Still, the flat-to-high stablecoin base does not eliminate stress. Coin Metrics said liquidity remains shallow and market-making activity has weakened, particularly outside the majors [2]. In other words, the market can have plenty of stablecoin balances on paper and still struggle to translate them into active bid support.
| Metric | Recent reading | Market implication |
|---|---|---|
| Spot Bitcoin ETF net flows | -$4.9 billion since mid-October [2] | Demand channel has flipped from support to pressure |
| Stablecoin supply | $269 billion [1] | Cash-like balances remain available |
| Spot BTC held by ETFs | 257,285 BTC added in 2025 [1] | ETFs remain a major holder base |
| IBIT holdings | ~780,000 BTC [2] | Flow concentration is high in one issuer |
Liquidity stress is showing up in market structure
The current pattern is less about a single bad day and more about a narrowing of market depth. Coin Metrics said order books outside the majors saw a sharper and more persistent drop in depth, reflecting reduced risk appetite and lower market-making activity [2]. That is relevant for investors because thinner books can amplify volatility even when headline flows appear manageable.
Amberdata also noted that October’s ETF outflows were tied to arbitrage unwinds rather than outright capitulation [1]. That is a useful counterpoint. It suggests at least some of the selling was mechanical, not a full-scale rejection of the asset class. The risk, however, is that mechanical outflows still remove marginal support when liquidity is already weak.
This is where the stablecoin signal becomes important. If stablecoin balances remain high but are not being deployed, the market can stagnate rather than recover. If stablecoin supply begins to contract as well, the stress would deepen and suggest broader capital flight. That remains an uncertainty.
Issuer concentration is shaping the flow picture
The flow story is also increasingly concentrated. Amberdata said BlackRock and Fidelity captured virtually all net new institutional capital this year, while GBTC saw about $4 billion in outflows as fee-sensitive capital rotated [1]. Coin Metrics said BlackRock’s IBIT alone holds about 780,000 BTC, or roughly 60% of spot ETF holdings [2].
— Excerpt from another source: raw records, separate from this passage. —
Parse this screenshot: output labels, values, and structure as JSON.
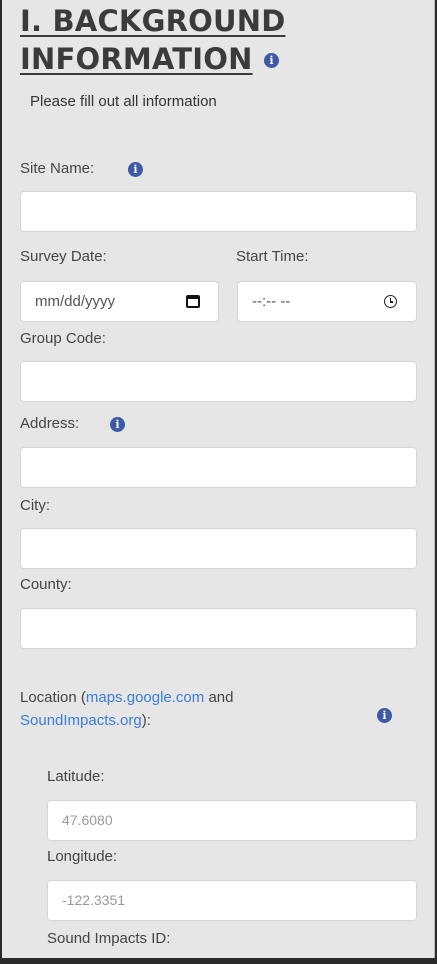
{
  "section": {
    "title_line1": "I. BACKGROUND",
    "title_line2": "INFORMATION",
    "instruction": "Please fill out all information"
  },
  "fields": {
    "site_name_label": "Site Name:",
    "survey_date_label": "Survey Date:",
    "survey_date_placeholder": "mm/dd/yyyy",
    "start_time_label": "Start Time:",
    "start_time_placeholder": "--:-- --",
    "group_code_label": "Group Code:",
    "address_label": "Address:",
    "city_label": "City:",
    "county_label": "County:",
    "location": {
      "prefix": "Location (",
      "link1": "maps.google.com",
      "middle": " and",
      "link2": "SoundImpacts.org",
      "suffix": "):"
    },
    "latitude_label": "Latitude:",
    "latitude_value": "47.6080",
    "longitude_label": "Longitude:",
    "longitude_value": "-122.3351",
    "sound_impacts_id_label": "Sound Impacts ID:"
  },
  "icons": {
    "info": "info-circle-icon",
    "calendar": "calendar-icon",
    "clock": "clock-icon",
    "info_glyph": "i"
  },
  "colors": {
    "info_icon": "#3d5aa6",
    "link": "#3b7dd8",
    "panel_bg": "#e6e6e6"
  }
}
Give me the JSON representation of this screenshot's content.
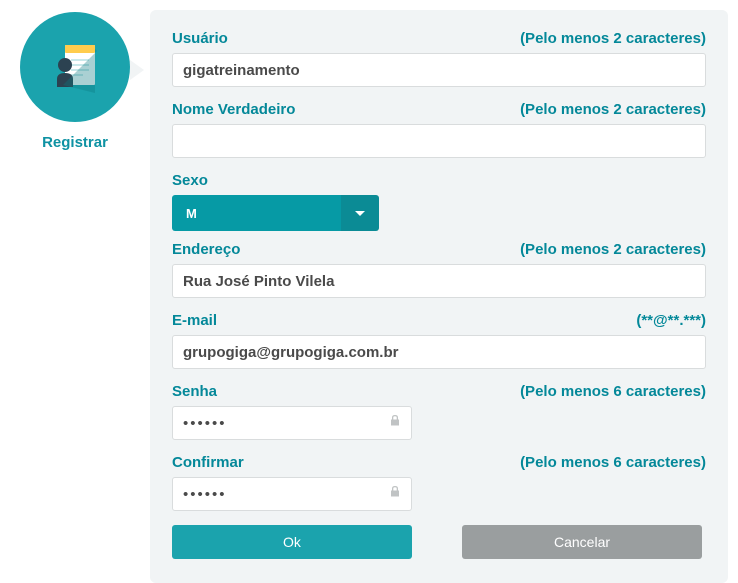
{
  "sidebar": {
    "label": "Registrar"
  },
  "form": {
    "usuario": {
      "label": "Usuário",
      "hint": "(Pelo menos 2 caracteres)",
      "value": "gigatreinamento"
    },
    "nome": {
      "label": "Nome Verdadeiro",
      "hint": "(Pelo menos 2 caracteres)",
      "value": ""
    },
    "sexo": {
      "label": "Sexo",
      "value": "M"
    },
    "endereco": {
      "label": "Endereço",
      "hint": "(Pelo menos 2 caracteres)",
      "value": "Rua José Pinto Vilela"
    },
    "email": {
      "label": "E-mail",
      "hint": "(**@**.***)",
      "value": "grupogiga@grupogiga.com.br"
    },
    "senha": {
      "label": "Senha",
      "hint": "(Pelo menos 6 caracteres)",
      "value": "••••••"
    },
    "confirmar": {
      "label": "Confirmar",
      "hint": "(Pelo menos 6 caracteres)",
      "value": "••••••"
    },
    "buttons": {
      "ok": "Ok",
      "cancel": "Cancelar"
    }
  }
}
That concentration matters for market structure. When one or two issuers dominate inflows, changes in their flow trends can have an outsized impact on sentiment. It also leaves the market more exposed if allocations slow at the largest products first. Analysts note that this can make ETF data a more important day-to-day read than exchange volumes alone.
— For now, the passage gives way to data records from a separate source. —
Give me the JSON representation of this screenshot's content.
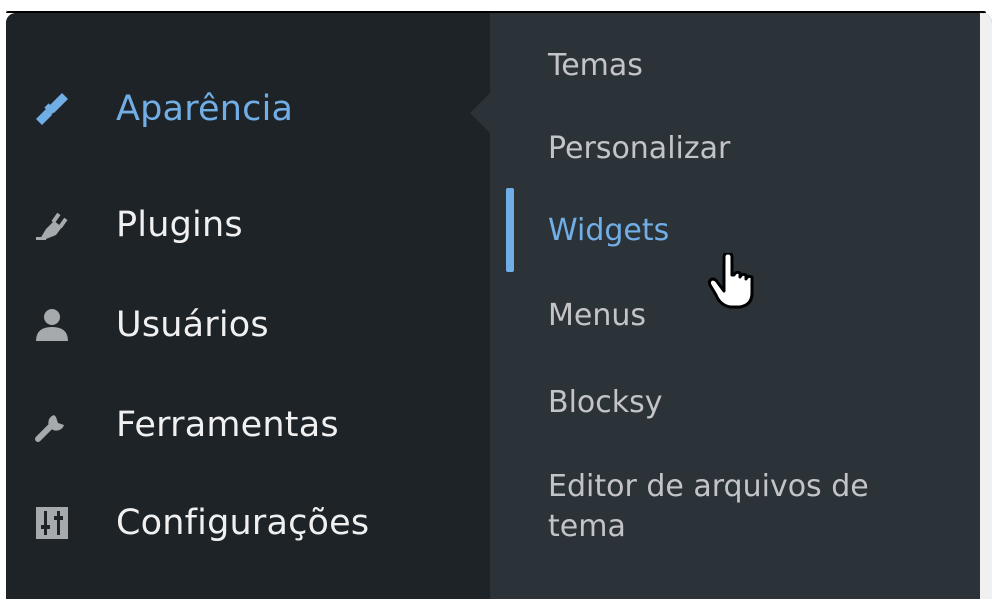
{
  "sidebar": {
    "items": [
      {
        "label": "Aparência",
        "icon": "paintbrush-icon",
        "active": true
      },
      {
        "label": "Plugins",
        "icon": "plugin-icon",
        "active": false
      },
      {
        "label": "Usuários",
        "icon": "user-icon",
        "active": false
      },
      {
        "label": "Ferramentas",
        "icon": "wrench-icon",
        "active": false
      },
      {
        "label": "Configurações",
        "icon": "settings-sliders-icon",
        "active": false
      }
    ]
  },
  "submenu": {
    "items": [
      {
        "label": "Temas"
      },
      {
        "label": "Personalizar"
      },
      {
        "label": "Widgets",
        "current": true
      },
      {
        "label": "Menus"
      },
      {
        "label": "Blocksy"
      },
      {
        "label_line1": "Editor de arquivos de",
        "label_line2": "tema"
      }
    ]
  },
  "colors": {
    "sidebar_bg": "#1d2327",
    "submenu_bg": "#2c3338",
    "accent": "#72aee6",
    "text": "#f0f0f1",
    "submenu_text": "#c3c4c7"
  },
  "cursor": {
    "icon": "hand-pointer-icon"
  }
}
| Issuer / product | Reported holdings or flows | Reading |
|---|---|---|
| BlackRock IBIT | ~780,000 BTC [2] | Dominant share of spot ETF custody |
| Fidelity | $9.8 billion in net new capital [1] | One of the main institutional recipients |
| BlackRock | $24 billion in net new capital [1] | Largest beneficiary of ETF demand |
| GBTC | ~$4 billion outflows [1] | Fee-sensitive rotation away from legacy vehicle |
What comes next
The main risk is that ETF outflows continue long enough to outweigh the still-large stablecoin balance, turning latent liquidity into idle capital. Coin Metrics said a return to sustained inflows would signal stabilization, while weak depth across altcoins suggests the stress is not confined to bitcoin [2]. If that improvement does not materialize, the market may remain vulnerable to sharper price swings on relatively modest selling.
For now, the message from the data is mixed but clear: spot ETF demand has weakened, stablecoin supply has not yet collapsed, and liquidity conditions remain fragile. That combination points to a market that still has capital, but not yet the conviction needed to put it to work at scale.